Minister Eppo Bruins: goed onderhoud aan rijksmonumenten zorgt voor het behoud van monumentale waarden en voorkomt dure restauraties in de toekomst. Bron foto: Martijn Beekman
Een belangrijk uitgangspunt van de Kamerbrief is het stimuleren van planmatig onderhoud. Dit wordt nadrukkelijk gepositioneerd als voorkeursroute boven dure restauraties. Met de structurele verhoging van de Subsidieregeling Instandhouding Monumenten (Sim) kunnen vanaf 2027 naar verwachting meer aanvragen worden gehonoreerd. Daarnaast komen er twee incidentele regelingen van € 45 miljoen (subsidie en lening) specifiek voor restauraties van grote monumenten, plus verhogingen van de Restauratiefondsplus-hypotheek (€ 10 miljoen) en de Duurzame Monumentenplus-lening (€ 50 miljoen). Ook wordt uitvoering gegeven aan het amendement Bontenbal c.s., dat structureel € 5 miljoen beschikbaar stelt voor het onderhoud van grote kerkgebouwen.

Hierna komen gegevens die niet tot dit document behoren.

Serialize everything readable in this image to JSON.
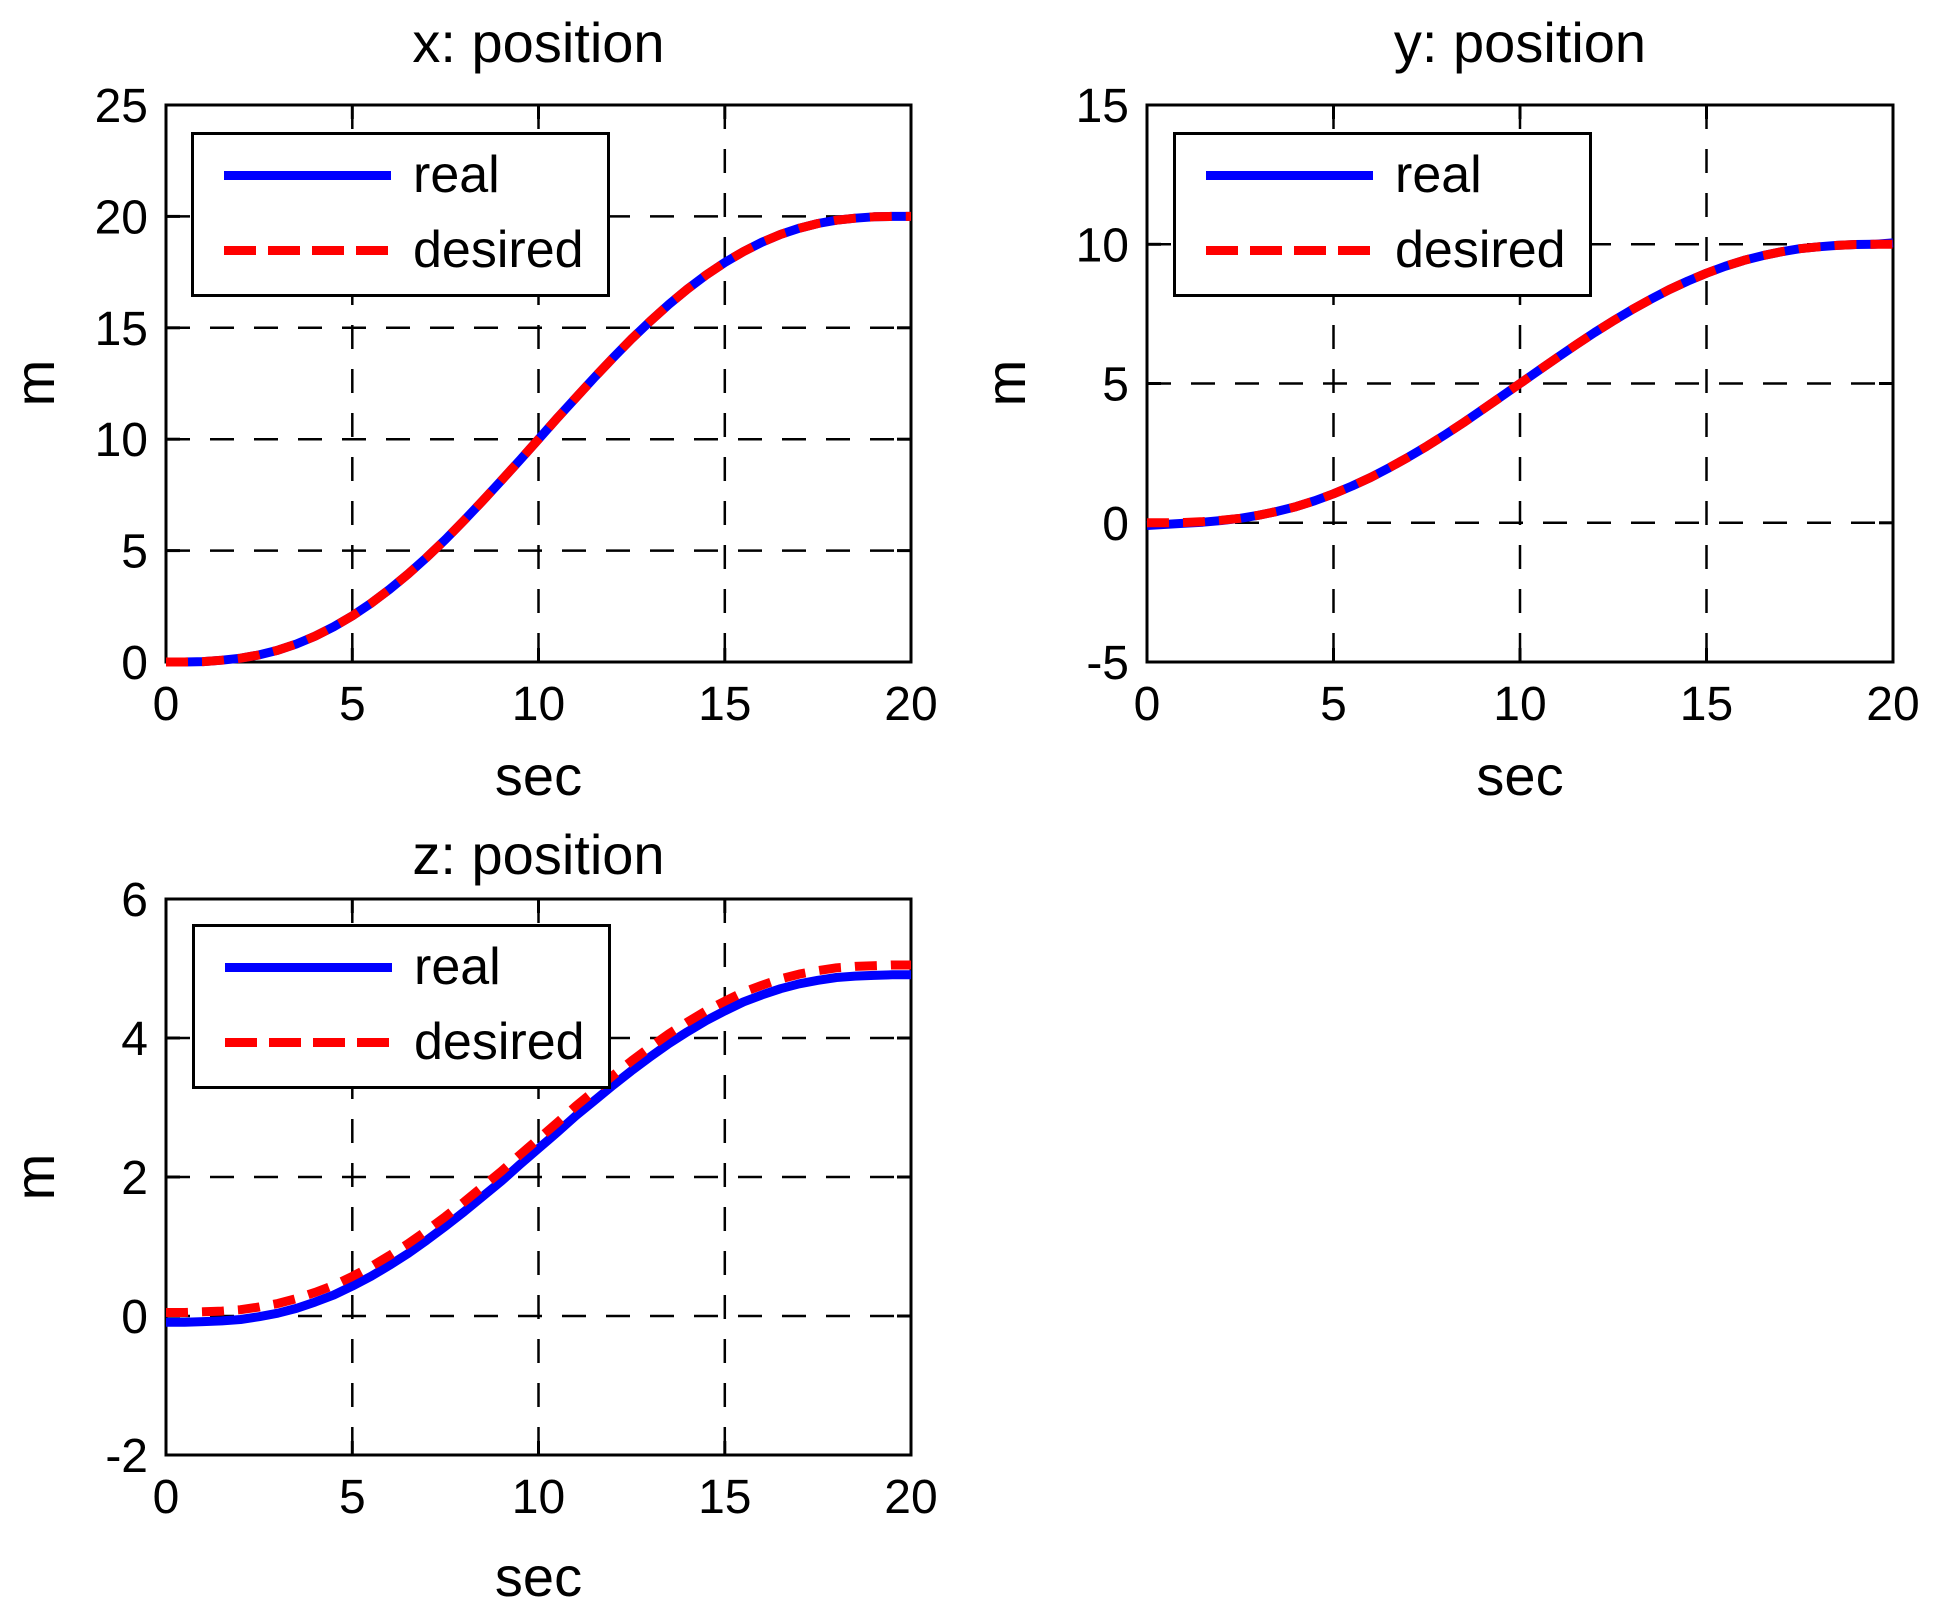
{
  "figure": {
    "background": "#ffffff",
    "text_color": "#000000",
    "axis_color": "#000000",
    "grid_color": "#000000"
  },
  "legend": {
    "position": "upper-left",
    "border_color": "#000000",
    "background": "#ffffff",
    "items": [
      {
        "label": "real",
        "color": "#0000ff",
        "line_style": "solid"
      },
      {
        "label": "desired",
        "color": "#ff0000",
        "line_style": "dashed"
      }
    ]
  },
  "chart_data": [
    {
      "type": "line",
      "title": "x: position",
      "xlabel": "sec",
      "ylabel": "m",
      "xlim": [
        0,
        20
      ],
      "ylim": [
        0,
        25
      ],
      "xticks": [
        0,
        5,
        10,
        15,
        20
      ],
      "yticks": [
        0,
        5,
        10,
        15,
        20,
        25
      ],
      "grid": true,
      "legend_position": "upper-left",
      "x": [
        0,
        0.5,
        1,
        1.5,
        2,
        2.5,
        3,
        3.5,
        4,
        4.5,
        5,
        5.5,
        6,
        6.5,
        7,
        7.5,
        8,
        8.5,
        9,
        9.5,
        10,
        10.5,
        11,
        11.5,
        12,
        12.5,
        13,
        13.5,
        14,
        14.5,
        15,
        15.5,
        16,
        16.5,
        17,
        17.5,
        18,
        18.5,
        19,
        19.5,
        20
      ],
      "series": [
        {
          "name": "real",
          "color": "#0000ff",
          "line_style": "solid",
          "values": [
            0,
            0,
            0.02,
            0.08,
            0.17,
            0.32,
            0.53,
            0.81,
            1.16,
            1.58,
            2.07,
            2.63,
            3.26,
            3.95,
            4.7,
            5.5,
            6.35,
            7.23,
            8.14,
            9.06,
            10,
            10.94,
            11.86,
            12.77,
            13.65,
            14.5,
            15.3,
            16.05,
            16.74,
            17.37,
            17.93,
            18.42,
            18.84,
            19.19,
            19.47,
            19.68,
            19.83,
            19.92,
            19.98,
            20,
            20
          ]
        },
        {
          "name": "desired",
          "color": "#ff0000",
          "line_style": "dashed",
          "values": [
            0,
            0,
            0.02,
            0.08,
            0.17,
            0.32,
            0.53,
            0.81,
            1.16,
            1.58,
            2.07,
            2.63,
            3.26,
            3.95,
            4.7,
            5.5,
            6.35,
            7.23,
            8.14,
            9.06,
            10,
            10.94,
            11.86,
            12.77,
            13.65,
            14.5,
            15.3,
            16.05,
            16.74,
            17.37,
            17.93,
            18.42,
            18.84,
            19.19,
            19.47,
            19.68,
            19.83,
            19.92,
            19.98,
            20,
            20
          ]
        }
      ]
    },
    {
      "type": "line",
      "title": "y: position",
      "xlabel": "sec",
      "ylabel": "m",
      "xlim": [
        0,
        20
      ],
      "ylim": [
        -5,
        15
      ],
      "xticks": [
        0,
        5,
        10,
        15,
        20
      ],
      "yticks": [
        -5,
        0,
        5,
        10,
        15
      ],
      "grid": true,
      "legend_position": "upper-left",
      "x": [
        0,
        0.5,
        1,
        1.5,
        2,
        2.5,
        3,
        3.5,
        4,
        4.5,
        5,
        5.5,
        6,
        6.5,
        7,
        7.5,
        8,
        8.5,
        9,
        9.5,
        10,
        10.5,
        11,
        11.5,
        12,
        12.5,
        13,
        13.5,
        14,
        14.5,
        15,
        15.5,
        16,
        16.5,
        17,
        17.5,
        18,
        18.5,
        19,
        19.5,
        20
      ],
      "series": [
        {
          "name": "real",
          "color": "#0000ff",
          "line_style": "solid",
          "values": [
            -0.1,
            -0.06,
            -0.02,
            0.02,
            0.08,
            0.16,
            0.27,
            0.41,
            0.58,
            0.79,
            1.04,
            1.32,
            1.63,
            1.98,
            2.35,
            2.75,
            3.17,
            3.61,
            4.07,
            4.53,
            5,
            5.47,
            5.93,
            6.39,
            6.83,
            7.25,
            7.65,
            8.02,
            8.37,
            8.68,
            8.96,
            9.21,
            9.42,
            9.59,
            9.73,
            9.84,
            9.91,
            9.96,
            9.99,
            10,
            10.05
          ]
        },
        {
          "name": "desired",
          "color": "#ff0000",
          "line_style": "dashed",
          "values": [
            0,
            0,
            0.01,
            0.04,
            0.09,
            0.16,
            0.27,
            0.41,
            0.58,
            0.79,
            1.04,
            1.32,
            1.63,
            1.98,
            2.35,
            2.75,
            3.17,
            3.61,
            4.07,
            4.53,
            5,
            5.47,
            5.93,
            6.39,
            6.83,
            7.25,
            7.65,
            8.02,
            8.37,
            8.68,
            8.96,
            9.21,
            9.42,
            9.59,
            9.73,
            9.84,
            9.91,
            9.96,
            9.99,
            10,
            10
          ]
        }
      ]
    },
    {
      "type": "line",
      "title": "z: position",
      "xlabel": "sec",
      "ylabel": "m",
      "xlim": [
        0,
        20
      ],
      "ylim": [
        -2,
        6
      ],
      "xticks": [
        0,
        5,
        10,
        15,
        20
      ],
      "yticks": [
        -2,
        0,
        2,
        4,
        6
      ],
      "grid": true,
      "legend_position": "upper-left",
      "x": [
        0,
        0.5,
        1,
        1.5,
        2,
        2.5,
        3,
        3.5,
        4,
        4.5,
        5,
        5.5,
        6,
        6.5,
        7,
        7.5,
        8,
        8.5,
        9,
        9.5,
        10,
        10.5,
        11,
        11.5,
        12,
        12.5,
        13,
        13.5,
        14,
        14.5,
        15,
        15.5,
        16,
        16.5,
        17,
        17.5,
        18,
        18.5,
        19,
        19.5,
        20
      ],
      "series": [
        {
          "name": "real",
          "color": "#0000ff",
          "line_style": "solid",
          "values": [
            -0.09,
            -0.09,
            -0.08,
            -0.07,
            -0.05,
            -0.01,
            0.04,
            0.11,
            0.2,
            0.3,
            0.43,
            0.57,
            0.73,
            0.9,
            1.09,
            1.29,
            1.5,
            1.72,
            1.94,
            2.18,
            2.41,
            2.64,
            2.88,
            3.1,
            3.32,
            3.53,
            3.73,
            3.92,
            4.09,
            4.25,
            4.39,
            4.52,
            4.62,
            4.71,
            4.78,
            4.83,
            4.87,
            4.89,
            4.9,
            4.91,
            4.91
          ]
        },
        {
          "name": "desired",
          "color": "#ff0000",
          "line_style": "dashed",
          "values": [
            0.05,
            0.05,
            0.06,
            0.07,
            0.09,
            0.13,
            0.18,
            0.25,
            0.34,
            0.44,
            0.57,
            0.71,
            0.87,
            1.04,
            1.23,
            1.43,
            1.64,
            1.86,
            2.08,
            2.32,
            2.55,
            2.78,
            3.02,
            3.24,
            3.46,
            3.67,
            3.87,
            4.06,
            4.23,
            4.39,
            4.53,
            4.66,
            4.76,
            4.85,
            4.92,
            4.97,
            5.01,
            5.03,
            5.04,
            5.05,
            5.05
          ]
        }
      ]
    }
  ]
}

Goed nieuws voor molensector
Ook voor de molensector bevat het maatregelenpakket goed nieuws. Zo wordt met ingang van 2026 het maximumbedrag aan subsidiabele kosten binnen de Sim-regeling voor molens verhoogd van € 72.500 naar € 95.000. Hiermee wordt eindelijk geanticipeerd op de gestegen onderhoudskosten. Tegelijkertijd stelt de minister een eenmalige subsidie van € 2,5 miljoen beschikbaar voor het Molenfonds van de Vereniging De Hollandsche Molen, zodat ook grotere restauratieprojecten die buiten de Sim vallen gefinancierd kunnen worden. Hiermee komt de minister tegemoet aan de zorgen die eerder door onder andere de molenmakers en hun brancheorganisatie de NVVM onder de aandacht werden gebracht en zoals verwoord in een eerdere ERM-nieuwsbrief: “Molens maken komt niet meer uit – Sim blijft ontoereikend”. De aanpassingen in beleid betekenen dus ook erkenning voor het vakmanschap van molenmakers en een concreet resultaat voor de inzet van deze vereniging richting hun achterban.

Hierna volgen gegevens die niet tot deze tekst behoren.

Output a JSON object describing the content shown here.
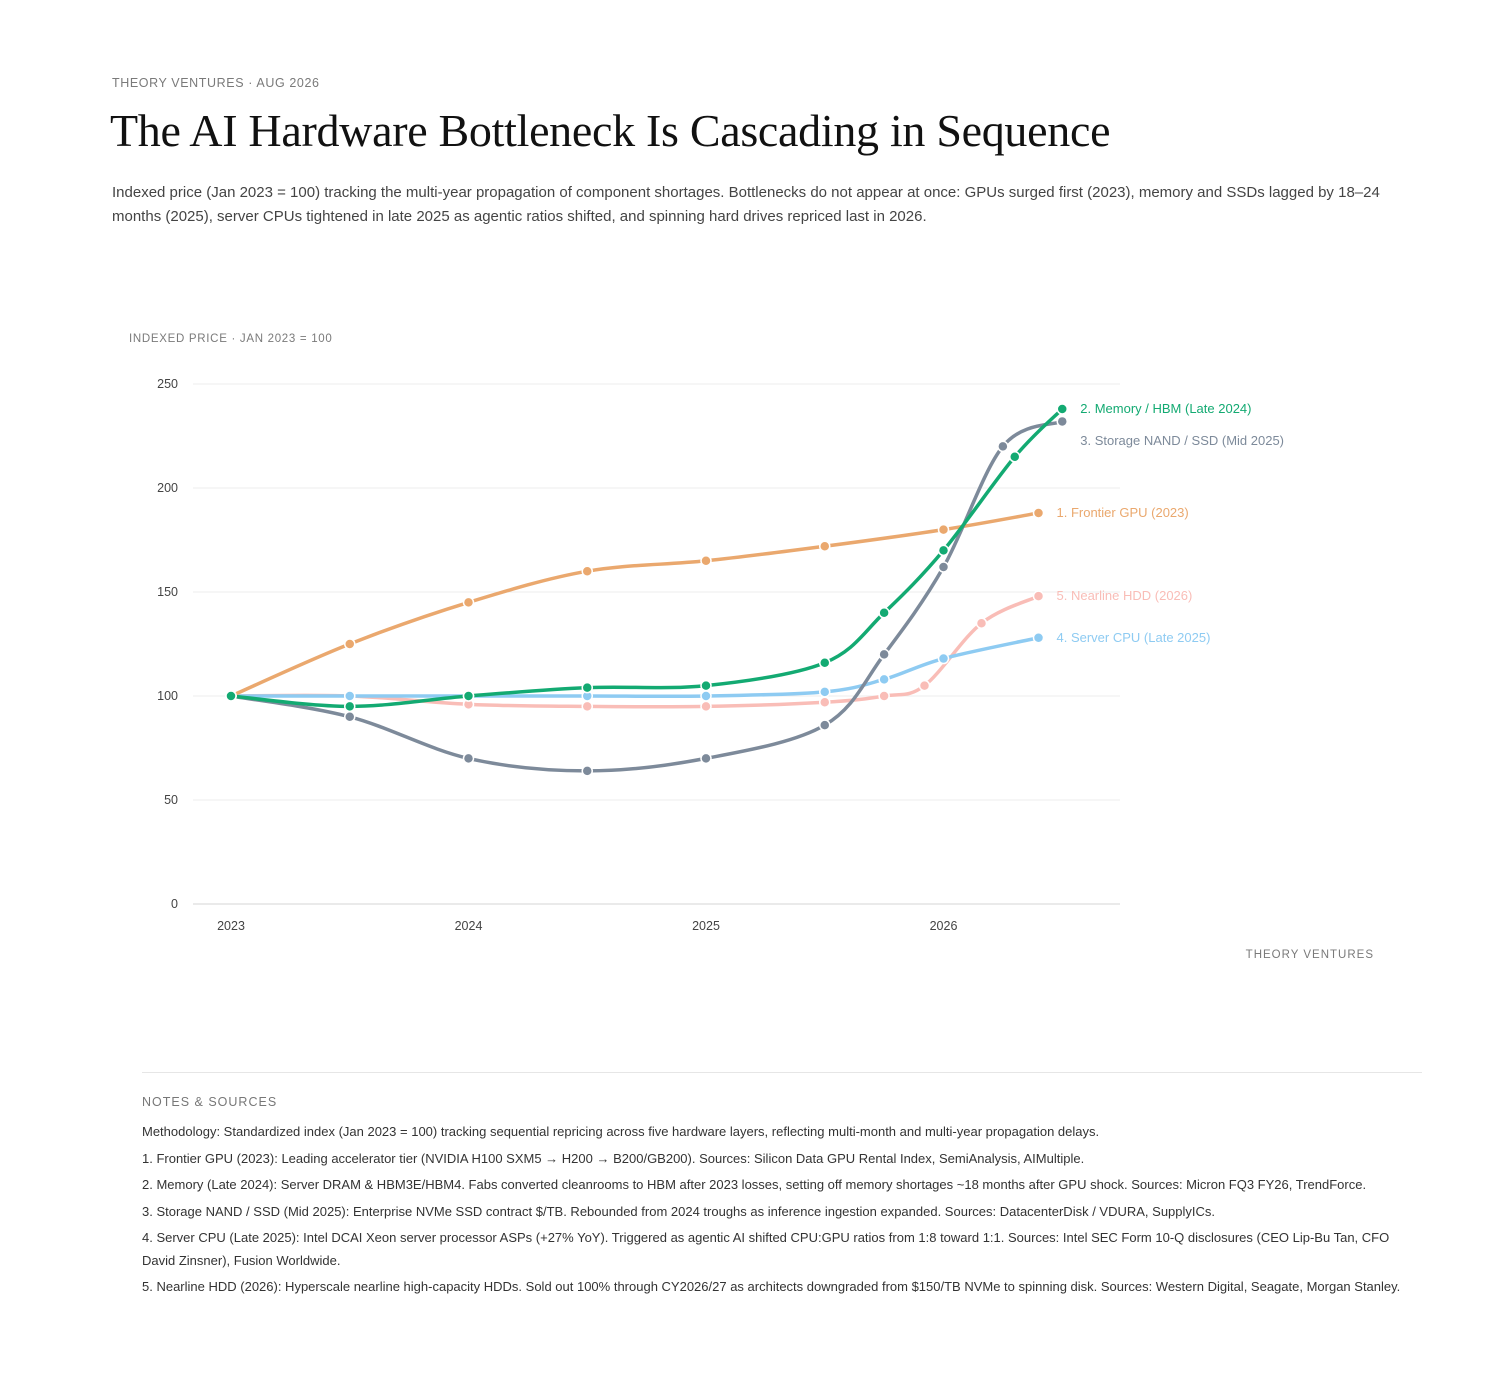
{
  "header": {
    "kicker": "THEORY VENTURES · AUG 2026",
    "title": "The AI Hardware Bottleneck Is Cascading in Sequence",
    "subtitle": "Indexed price (Jan 2023 = 100) tracking the multi-year propagation of component shortages. Bottlenecks do not appear at once: GPUs surged first (2023), memory and SSDs lagged by 18–24 months (2025), server CPUs tightened in late 2025 as agentic ratios shifted, and spinning hard drives repriced last in 2026."
  },
  "chart_data": {
    "type": "line",
    "ylabel": "INDEXED PRICE · JAN 2023 = 100",
    "xlabel": "",
    "ylim": [
      0,
      250
    ],
    "yticks": [
      0,
      50,
      100,
      150,
      200,
      250
    ],
    "xlim": [
      2023,
      2026.9
    ],
    "xticks": [
      2023,
      2024,
      2025,
      2026
    ],
    "grid": true,
    "legend": "inline labels at line ends",
    "series": [
      {
        "name": "1. Frontier GPU (2023)",
        "color": "#eaa86e",
        "x": [
          2023,
          2023.5,
          2024,
          2024.5,
          2025,
          2025.5,
          2026,
          2026.4
        ],
        "y": [
          100,
          125,
          145,
          160,
          165,
          172,
          180,
          188
        ]
      },
      {
        "name": "2. Memory / HBM (Late 2024)",
        "color": "#13aa72",
        "x": [
          2023,
          2023.5,
          2024,
          2024.5,
          2025,
          2025.5,
          2025.75,
          2026,
          2026.3,
          2026.5
        ],
        "y": [
          100,
          95,
          100,
          104,
          105,
          116,
          140,
          170,
          215,
          238
        ]
      },
      {
        "name": "3. Storage NAND / SSD (Mid 2025)",
        "color": "#7d8a9a",
        "x": [
          2023,
          2023.5,
          2024,
          2024.5,
          2025,
          2025.5,
          2025.75,
          2026,
          2026.25,
          2026.5
        ],
        "y": [
          100,
          90,
          70,
          64,
          70,
          86,
          120,
          162,
          220,
          232
        ]
      },
      {
        "name": "4. Server CPU (Late 2025)",
        "color": "#8ecbf2",
        "x": [
          2023,
          2023.5,
          2024,
          2024.5,
          2025,
          2025.5,
          2025.75,
          2026,
          2026.4
        ],
        "y": [
          100,
          100,
          100,
          100,
          100,
          102,
          108,
          118,
          128
        ]
      },
      {
        "name": "5. Nearline HDD (2026)",
        "color": "#f9bdb7",
        "x": [
          2023,
          2023.5,
          2024,
          2024.5,
          2025,
          2025.5,
          2025.75,
          2025.92,
          2026.16,
          2026.4
        ],
        "y": [
          100,
          100,
          96,
          95,
          95,
          97,
          100,
          105,
          135,
          148
        ]
      }
    ]
  },
  "brand": "THEORY VENTURES",
  "notes": {
    "title": "NOTES & SOURCES",
    "items": [
      "Methodology: Standardized index (Jan 2023 = 100) tracking sequential repricing across five hardware layers, reflecting multi-month and multi-year propagation delays.",
      "1. Frontier GPU (2023): Leading accelerator tier (NVIDIA H100 SXM5 → H200 → B200/GB200). Sources: Silicon Data GPU Rental Index, SemiAnalysis, AIMultiple.",
      "2. Memory (Late 2024): Server DRAM & HBM3E/HBM4. Fabs converted cleanrooms to HBM after 2023 losses, setting off memory shortages ~18 months after GPU shock. Sources: Micron FQ3 FY26, TrendForce.",
      "3. Storage NAND / SSD (Mid 2025): Enterprise NVMe SSD contract $/TB. Rebounded from 2024 troughs as inference ingestion expanded. Sources: DatacenterDisk / VDURA, SupplyICs.",
      "4. Server CPU (Late 2025): Intel DCAI Xeon server processor ASPs (+27% YoY). Triggered as agentic AI shifted CPU:GPU ratios from 1:8 toward 1:1. Sources: Intel SEC Form 10-Q disclosures (CEO Lip-Bu Tan, CFO David Zinsner), Fusion Worldwide.",
      "5. Nearline HDD (2026): Hyperscale nearline high-capacity HDDs. Sold out 100% through CY2026/27 as architects downgraded from $150/TB NVMe to spinning disk. Sources: Western Digital, Seagate, Morgan Stanley."
    ]
  }
}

Verlenging mandaat voor kwaliteitsborging
Tegelijkertijd benadrukt de minister dat de extra middelen alleen effectief zijn bij zorgvuldige uitvoering. Kwaliteitsborging is daarom essentieel. In dat kader kondigt hij aan het mandaat van Stichting ERM als kwaliteitsstelsel voor restauraties te verlengen.
“Tot slot blijf ik de stichting Erkende Restauratiekwaliteit Monumentenzorg (ERM) financieel steunen (…) Zo kunnen zij ervoor zorgen dat restauratiewerkzaamheden met de grootste zorg plaatsvinden en dat de kwaliteit gegarandeerd is.”

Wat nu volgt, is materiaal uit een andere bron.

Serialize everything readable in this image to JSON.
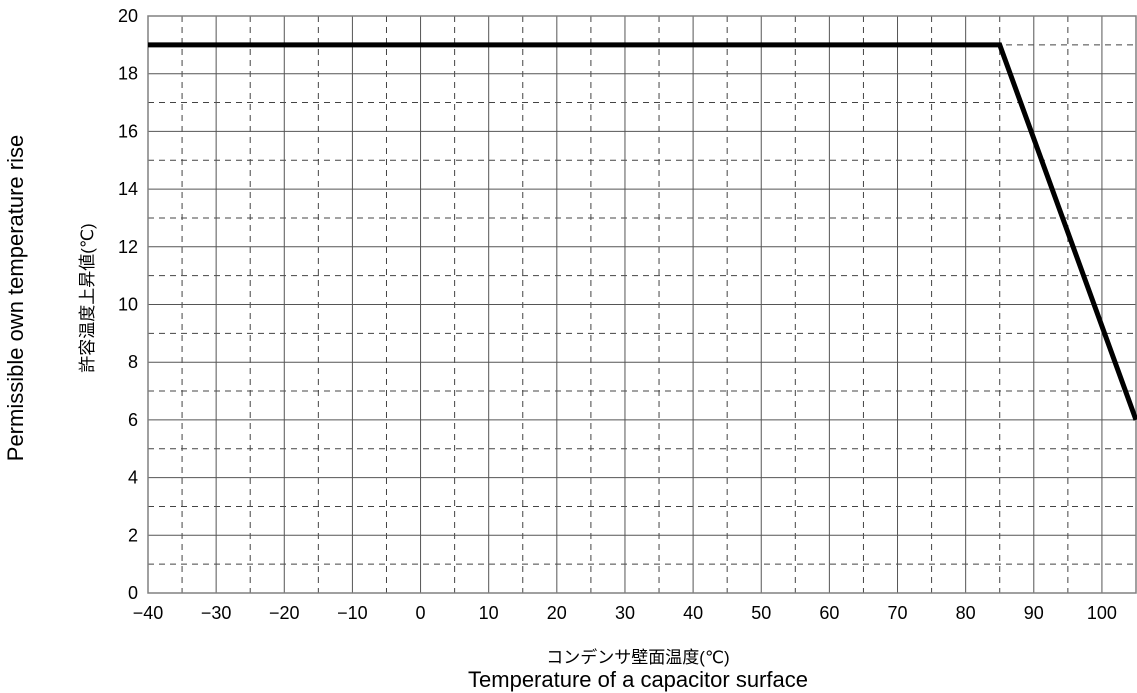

De verlenging bevestigt het vertrouwen in de rol die ERM vervult binnen het erfgoedveld. De minister noemt ERM expliciet als schakel in het versterken van vakmanschap, transparantie en duurzaamheid — kernthema’s binnen de aangekondigde beleidslijn.
Samen werken aan continuïteit
De Kamerbrief benoemt uitdagingen zoals een tekort aan vakmensen, toenemende opgavecomplexiteit en het belang van het verbinden van innovatie aan traditie. Dit vraagt om een sterk professioneel netwerk en samenwerking tussen overheden, uitvoerders en kennispartners.
Stichting ERM zal samen met partners in het veld blijven werken aan de verdere ontwikkeling van het kwaliteitsstelsel, zodat de uitvoering van restauraties blijvend kan rekenen op vakbekwame inzet en gedeelde standaarden. De koers die de minister inzet, vormt een stap vooruit voor het monumentenveld — geen eindpunt, maar een waardevolle basis om op voort te bouwen. Als veld zijn we bereid deze verantwoordelijkheid samen op te pakken.